The rest of the album, for the most part, sustains that feeling of mutual affection: “Woman” is a classic Lennon love song in which he expresses his gratitude for Yoko’s understanding and apologizes for past transgressions; “Beautiful Boys” is somewhat more cautious and brooding, as Yoko extolls the virtues of her child and husband while urging her husband to never settle, to never “be afraid to go to hell and back”; “Dear Yoko” is very much a sequel to Imagine’s “Oh Yoko!,” with its exuberant mood and the chorus, “Oh Yoko, I’ll never ever let you go!”; and “Every Man Has a Woman Who Loves Him” finds Yoko searching her soul and asking herself the question, “Why do I run when I know you’re the one?” It’s honest, but not anguished, and the fact that a single was released which stripped away Yoko’s lead vocal while bringing John’s backing vocal up in the mix is more than a little wrong.
The final song yet again reminds us that the harmony on this album was not to last. While John’s songs on the album are typically more at peace than Yoko’s, “Hard Times Are Over” is Yoko’s ultimate testament to their committed relationship. “It’s been very hard/But it’s getting easier now/Hard times are over, over for a while.” And yet they weren’t.

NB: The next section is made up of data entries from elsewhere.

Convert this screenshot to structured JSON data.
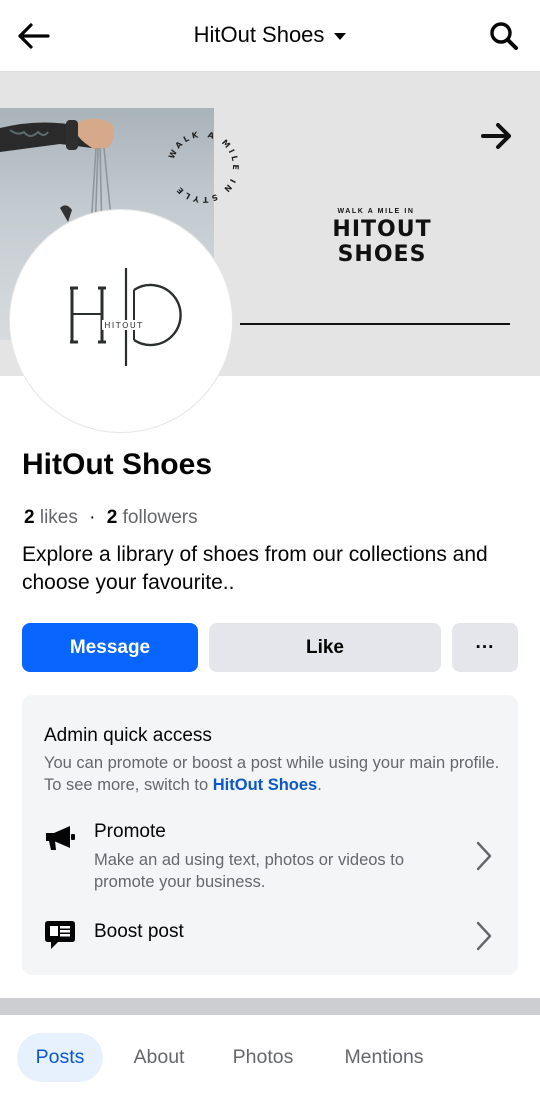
{
  "header": {
    "title": "HitOut Shoes"
  },
  "cover": {
    "stamp_text": "WALK A MILE IN STYLE",
    "tagline": "WALK A MILE IN",
    "brand_line1": "HITOUT",
    "brand_line2": "SHOES"
  },
  "avatar": {
    "logo_letters": "H|O",
    "logo_text": "HITOUT"
  },
  "profile": {
    "name": "HitOut Shoes",
    "likes_count": "2",
    "likes_label": "likes",
    "separator": "·",
    "followers_count": "2",
    "followers_label": "followers",
    "description": "Explore a library of shoes from our collections and choose your favourite.."
  },
  "actions": {
    "message": "Message",
    "like": "Like",
    "more": "···"
  },
  "admin": {
    "title": "Admin quick access",
    "subtitle_prefix": "You can promote or boost a post while using your main profile. To see more, switch to ",
    "subtitle_link": "HitOut Shoes",
    "subtitle_suffix": ".",
    "items": [
      {
        "title": "Promote",
        "subtitle": "Make an ad using text, photos or videos to promote your business.",
        "icon": "megaphone-icon"
      },
      {
        "title": "Boost post",
        "subtitle": "",
        "icon": "boost-post-icon"
      }
    ]
  },
  "tabs": [
    {
      "label": "Posts",
      "active": true
    },
    {
      "label": "About",
      "active": false
    },
    {
      "label": "Photos",
      "active": false
    },
    {
      "label": "Mentions",
      "active": false
    }
  ],
  "colors": {
    "accent": "#0866ff",
    "link": "#0a58ca",
    "secondary_text": "#65676b",
    "button_gray": "#e4e6eb"
  }
}
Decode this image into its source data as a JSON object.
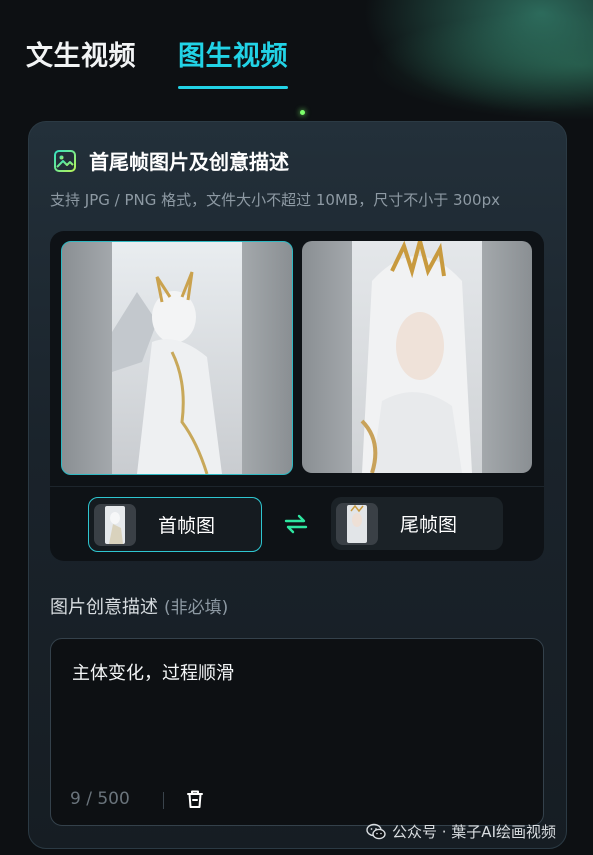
{
  "tabs": [
    {
      "label": "文生视频",
      "active": false
    },
    {
      "label": "图生视频",
      "active": true
    }
  ],
  "section": {
    "icon": "image-icon",
    "title": "首尾帧图片及创意描述",
    "hint": "支持 JPG / PNG 格式，文件大小不超过 10MB，尺寸不小于 300px"
  },
  "frames": {
    "first_label": "首帧图",
    "last_label": "尾帧图",
    "swap_icon": "swap-arrows-icon",
    "selected": "first"
  },
  "description": {
    "label": "图片创意描述",
    "optional": "(非必填)",
    "value": "主体变化，过程顺滑",
    "counter": "9 / 500",
    "delete_icon": "trash-icon"
  },
  "watermark": {
    "icon": "wechat-icon",
    "text": "公众号 · 葉子AI绘画视频"
  },
  "colors": {
    "accent": "#22d3e6",
    "swap": "#2ee6a0",
    "background": "#0d1013"
  }
}
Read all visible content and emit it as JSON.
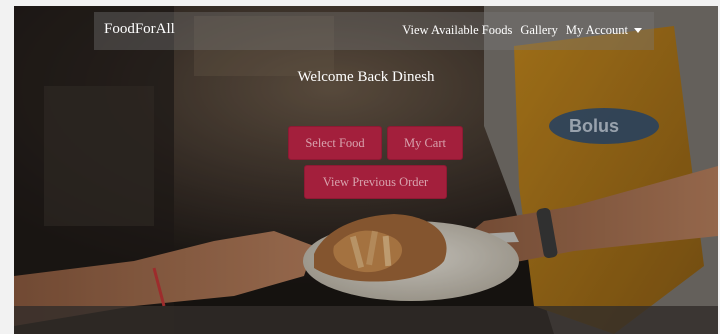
{
  "navbar": {
    "brand": "FoodForAll",
    "links": [
      {
        "label": "View Available Foods"
      },
      {
        "label": "Gallery"
      },
      {
        "label": "My Account",
        "has_dropdown": true,
        "icon": "caret-down-icon"
      }
    ]
  },
  "hero": {
    "welcome_text": "Welcome Back Dinesh",
    "image": "food-being-served-photo"
  },
  "actions": {
    "select_food": "Select Food",
    "my_cart": "My Cart",
    "view_previous_order": "View Previous Order"
  },
  "colors": {
    "button_bg": "#a31f3c",
    "button_text": "#d8a3ae",
    "nav_text": "#ffffff"
  }
}
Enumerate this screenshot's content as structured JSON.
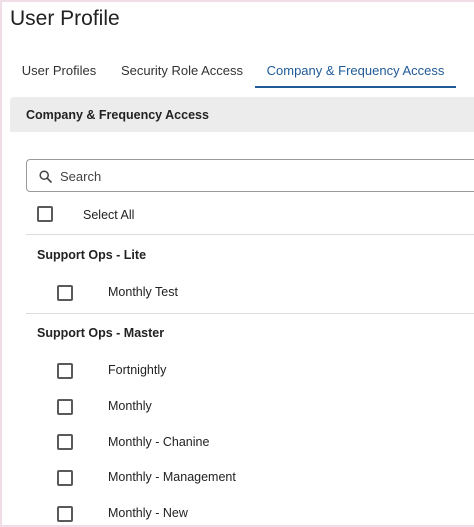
{
  "page": {
    "title": "User Profile"
  },
  "tabs": [
    {
      "label": "User Profiles",
      "active": false
    },
    {
      "label": "Security Role Access",
      "active": false
    },
    {
      "label": "Company & Frequency Access",
      "active": true
    }
  ],
  "panel": {
    "title": "Company & Frequency Access"
  },
  "search": {
    "placeholder": "Search",
    "value": ""
  },
  "select_all": {
    "label": "Select All",
    "checked": false
  },
  "groups": [
    {
      "title": "Support Ops - Lite",
      "items": [
        {
          "label": "Monthly Test",
          "checked": false
        }
      ]
    },
    {
      "title": "Support Ops - Master",
      "items": [
        {
          "label": "Fortnightly",
          "checked": false
        },
        {
          "label": "Monthly",
          "checked": false
        },
        {
          "label": "Monthly - Chanine",
          "checked": false
        },
        {
          "label": "Monthly - Management",
          "checked": false
        },
        {
          "label": "Monthly - New",
          "checked": false
        }
      ]
    }
  ],
  "colors": {
    "accent": "#1f5a96",
    "header_bg": "#ececec",
    "frame": "#f1dde8"
  },
  "icons": {
    "search": "search-icon"
  }
}
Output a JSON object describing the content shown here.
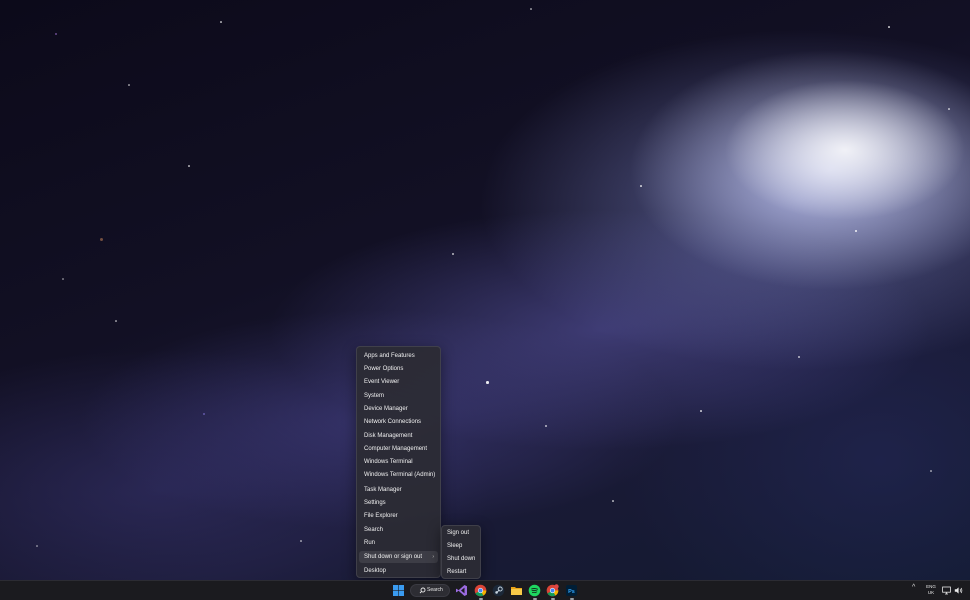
{
  "context_menu": {
    "items": [
      {
        "label": "Apps and Features"
      },
      {
        "label": "Power Options"
      },
      {
        "label": "Event Viewer"
      },
      {
        "label": "System"
      },
      {
        "label": "Device Manager"
      },
      {
        "label": "Network Connections"
      },
      {
        "label": "Disk Management"
      },
      {
        "label": "Computer Management"
      },
      {
        "label": "Windows Terminal"
      },
      {
        "label": "Windows Terminal (Admin)"
      },
      {
        "label": "Task Manager"
      },
      {
        "label": "Settings"
      },
      {
        "label": "File Explorer"
      },
      {
        "label": "Search"
      },
      {
        "label": "Run"
      },
      {
        "label": "Shut down or sign out",
        "has_submenu": true
      },
      {
        "label": "Desktop"
      }
    ],
    "submenu_arrow": "›"
  },
  "shutdown_submenu": {
    "items": [
      {
        "label": "Sign out"
      },
      {
        "label": "Sleep"
      },
      {
        "label": "Shut down"
      },
      {
        "label": "Restart"
      }
    ]
  },
  "taskbar": {
    "search_label": "Search",
    "pinned": [
      {
        "icon": "windows-start-icon"
      },
      {
        "icon": "search-icon"
      },
      {
        "icon": "visual-studio-icon"
      },
      {
        "icon": "chrome-icon"
      },
      {
        "icon": "steam-icon"
      },
      {
        "icon": "file-explorer-icon"
      },
      {
        "icon": "spotify-icon"
      },
      {
        "icon": "chrome-profile-icon"
      },
      {
        "icon": "photoshop-icon"
      }
    ],
    "tray": {
      "chevron": "^",
      "language": "ENG",
      "region": "UK"
    }
  },
  "colors": {
    "menu_bg": "#2c2c34",
    "taskbar_bg": "#1b1b1f",
    "windows_blue": "#3a9bf0",
    "spotify_green": "#1ed760",
    "photoshop_blue": "#31a8ff"
  }
}
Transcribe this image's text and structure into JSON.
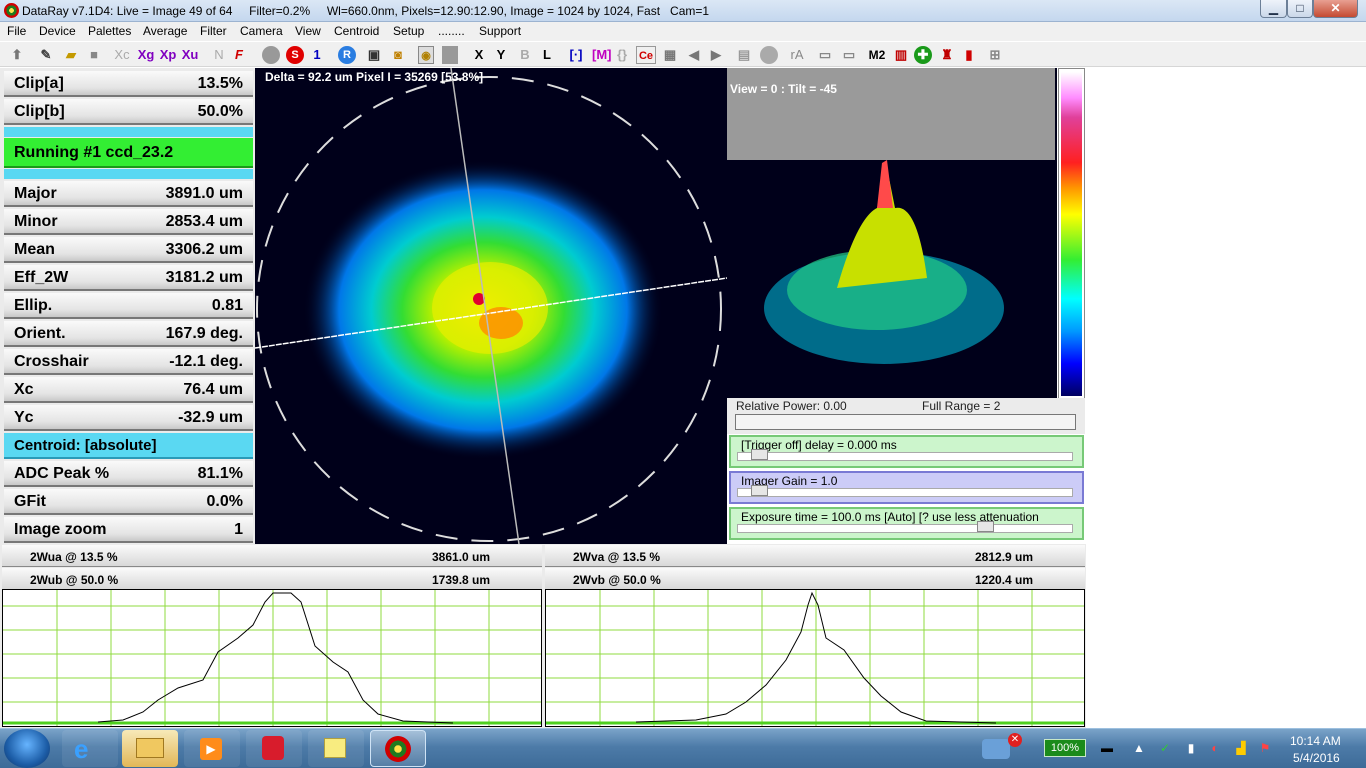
{
  "window": {
    "title": "DataRay v7.1D4: Live = Image 49 of 64     Filter=0.2%     Wl=660.0nm, Pixels=12.90:12.90, Image = 1024 by 1024, Fast   Cam=1",
    "min_label": "▁",
    "max_label": "□",
    "close_label": "✕"
  },
  "menu": [
    "File",
    "Device",
    "Palettes",
    "Average",
    "Filter",
    "Camera",
    "View",
    "Centroid",
    "Setup",
    "........",
    "Support"
  ],
  "toolbar": {
    "xc": "Xc",
    "xg": "Xg",
    "xp": "Xp",
    "xu": "Xu",
    "n": "N",
    "f": "F",
    "s": "S",
    "one": "1",
    "r": "R",
    "x": "X",
    "y": "Y",
    "b": "B",
    "l": "L",
    "m2": "M2",
    "ra": "rA",
    "ce": "Ce"
  },
  "results": [
    {
      "label": "Clip[a]",
      "value": "13.5%"
    },
    {
      "label": "Clip[b]",
      "value": "50.0%"
    }
  ],
  "status": {
    "running": "Running #1 ccd_23.2"
  },
  "measurements": [
    {
      "label": "Major",
      "value": "3891.0 um"
    },
    {
      "label": "Minor",
      "value": "2853.4 um"
    },
    {
      "label": "Mean",
      "value": "3306.2 um"
    },
    {
      "label": "Eff_2W",
      "value": "3181.2 um"
    },
    {
      "label": "Ellip.",
      "value": "0.81"
    },
    {
      "label": "Orient.",
      "value": "167.9 deg."
    },
    {
      "label": "Crosshair",
      "value": "-12.1 deg."
    },
    {
      "label": "Xc",
      "value": "76.4 um"
    },
    {
      "label": "Yc",
      "value": "-32.9 um"
    }
  ],
  "centroid": {
    "label": "Centroid: [absolute]"
  },
  "extra": [
    {
      "label": "ADC Peak %",
      "value": "81.1%"
    },
    {
      "label": "GFit",
      "value": "0.0%"
    },
    {
      "label": "Image zoom",
      "value": "1"
    }
  ],
  "beam": {
    "delta_text": "Delta = 92.2 um Pixel I = 35269 [53.8%]"
  },
  "view3d": {
    "text": "View = 0 : Tilt = -45"
  },
  "power": {
    "relative": "Relative Power: 0.00",
    "full_range": "Full Range = 2"
  },
  "controls": {
    "trigger": "[Trigger off] delay = 0.000 ms",
    "gain": "Imager Gain = 1.0",
    "exposure": "Exposure time = 100.0 ms [Auto]   [?  use less attenuation"
  },
  "profiles": {
    "wua": {
      "label": "2Wua @ 13.5 %",
      "value": "3861.0 um"
    },
    "wub": {
      "label": "2Wub @ 50.0 %",
      "value": "1739.8 um"
    },
    "wva": {
      "label": "2Wva @ 13.5 %",
      "value": "2812.9 um"
    },
    "wvb": {
      "label": "2Wvb @ 50.0 %",
      "value": "1220.4 um"
    }
  },
  "taskbar": {
    "battery": "100%",
    "time": "10:14 AM",
    "date": "5/4/2016"
  },
  "colors": {
    "accent_cyan": "#5ad8f2",
    "running_green": "#33ee33",
    "profile_grid": "#8fdb3f"
  }
}
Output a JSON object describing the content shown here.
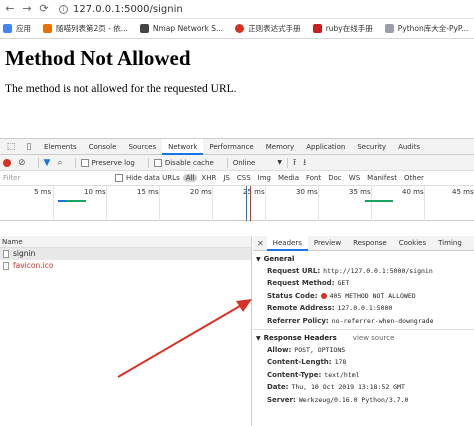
{
  "browser": {
    "url": "127.0.0.1:5000/signin",
    "bookmarks": [
      {
        "label": "应用",
        "color": "#4285f4"
      },
      {
        "label": "随喵列表第2页 - 依...",
        "color": "#e8710a"
      },
      {
        "label": "Nmap Network S...",
        "color": "#444444"
      },
      {
        "label": "正则表达式手册",
        "color": "#d93025"
      },
      {
        "label": "ruby在线手册",
        "color": "#c5221f"
      },
      {
        "label": "Python库大全-PyP...",
        "color": "#9aa0a6"
      }
    ]
  },
  "page": {
    "title": "Method Not Allowed",
    "message": "The method is not allowed for the requested URL."
  },
  "devtools": {
    "tabs": [
      "Elements",
      "Console",
      "Sources",
      "Network",
      "Performance",
      "Memory",
      "Application",
      "Security",
      "Audits"
    ],
    "active_tab": "Network",
    "toolbar": {
      "preserve_log": "Preserve log",
      "disable_cache": "Disable cache",
      "throttle": "Online"
    },
    "filter": {
      "placeholder": "Filter",
      "hide_data_urls": "Hide data URLs",
      "types": [
        "All",
        "XHR",
        "JS",
        "CSS",
        "Img",
        "Media",
        "Font",
        "Doc",
        "WS",
        "Manifest",
        "Other"
      ]
    },
    "timeline": {
      "ticks": [
        "5 ms",
        "10 ms",
        "15 ms",
        "20 ms",
        "25 ms",
        "30 ms",
        "35 ms",
        "40 ms",
        "45 ms"
      ]
    },
    "requests": {
      "column": "Name",
      "rows": [
        {
          "name": "signin",
          "error": false
        },
        {
          "name": "favicon.ico",
          "error": true
        }
      ]
    },
    "details": {
      "tabs": [
        "Headers",
        "Preview",
        "Response",
        "Cookies",
        "Timing"
      ],
      "active_tab": "Headers",
      "general_title": "General",
      "general": [
        {
          "key": "Request URL:",
          "value": "http://127.0.0.1:5000/signin"
        },
        {
          "key": "Request Method:",
          "value": "GET"
        },
        {
          "key": "Status Code:",
          "value": "405 METHOD NOT ALLOWED"
        },
        {
          "key": "Remote Address:",
          "value": "127.0.0.1:5000"
        },
        {
          "key": "Referrer Policy:",
          "value": "no-referrer-when-downgrade"
        }
      ],
      "response_title": "Response Headers",
      "view_source": "view source",
      "response": [
        {
          "key": "Allow:",
          "value": "POST, OPTIONS"
        },
        {
          "key": "Content-Length:",
          "value": "178"
        },
        {
          "key": "Content-Type:",
          "value": "text/html"
        },
        {
          "key": "Date:",
          "value": "Thu, 10 Oct 2019 13:18:52 GMT"
        },
        {
          "key": "Server:",
          "value": "Werkzeug/0.16.0 Python/3.7.0"
        }
      ]
    }
  }
}
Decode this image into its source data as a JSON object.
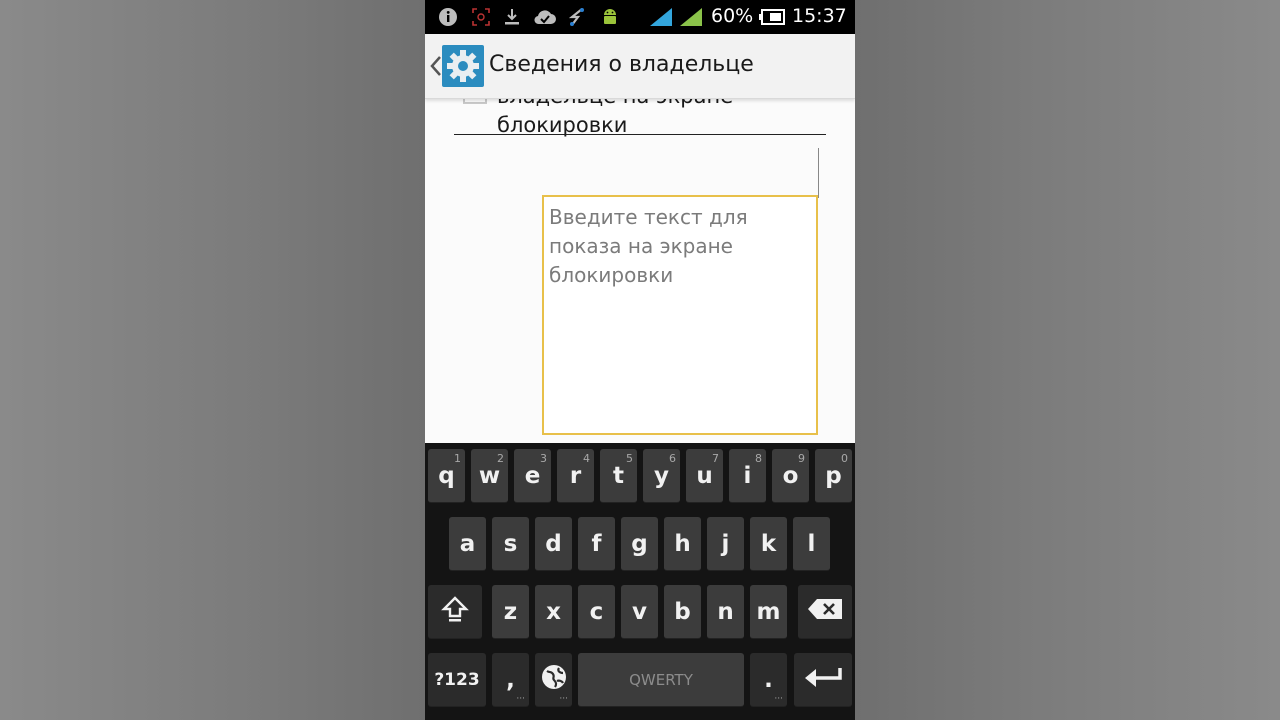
{
  "status_bar": {
    "battery": "60%",
    "time": "15:37",
    "icons": [
      "info-icon",
      "screenshot-icon",
      "download-icon",
      "cloud-icon",
      "sync-icon",
      "android-debug-icon",
      "signal-icon",
      "signal-icon-2",
      "battery-icon"
    ]
  },
  "action_bar": {
    "title": "Сведения о владельце",
    "icon": "settings-gear-icon"
  },
  "content": {
    "option_label": "владельце на экране блокировки",
    "textbox_placeholder": "Введите текст для показа на экране блокировки",
    "textbox_value": ""
  },
  "keyboard": {
    "row1": [
      {
        "key": "q",
        "hint": "1"
      },
      {
        "key": "w",
        "hint": "2"
      },
      {
        "key": "e",
        "hint": "3"
      },
      {
        "key": "r",
        "hint": "4"
      },
      {
        "key": "t",
        "hint": "5"
      },
      {
        "key": "y",
        "hint": "6"
      },
      {
        "key": "u",
        "hint": "7"
      },
      {
        "key": "i",
        "hint": "8"
      },
      {
        "key": "o",
        "hint": "9"
      },
      {
        "key": "p",
        "hint": "0"
      }
    ],
    "row2": [
      "a",
      "s",
      "d",
      "f",
      "g",
      "h",
      "j",
      "k",
      "l"
    ],
    "row3": [
      "z",
      "x",
      "c",
      "v",
      "b",
      "n",
      "m"
    ],
    "symbols_label": "?123",
    "comma_label": ",",
    "space_label": "QWERTY",
    "period_label": ".",
    "shift_icon": "shift-icon",
    "backspace_icon": "backspace-icon",
    "enter_icon": "enter-icon",
    "language_icon": "globe-icon"
  },
  "colors": {
    "textbox_border": "#e8c04a",
    "app_icon_bg": "#2b8cbf",
    "keyboard_bg": "#141414",
    "key_bg": "#3c3c3c"
  }
}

Three weeks later, John would be shot dead. In the aftermath of his death, the album, which had already been falling off the charts, became John’s best-seller, and it was named Best Album of the Year at the Grammys, which it would not have been otherwise. The album Milk and Honey, which John and Yoko had been working on before he died, was released in 1984; it’s great stuff, but simply by virtue of being unpolished and unfinished, it isn’t as good as Double Fantasy.
Because John Lennon was dead, bringing to an end a fascinating life and a complex relationship that doubtlessly would have had more rough patches ahead, more love to spread, and more music to make.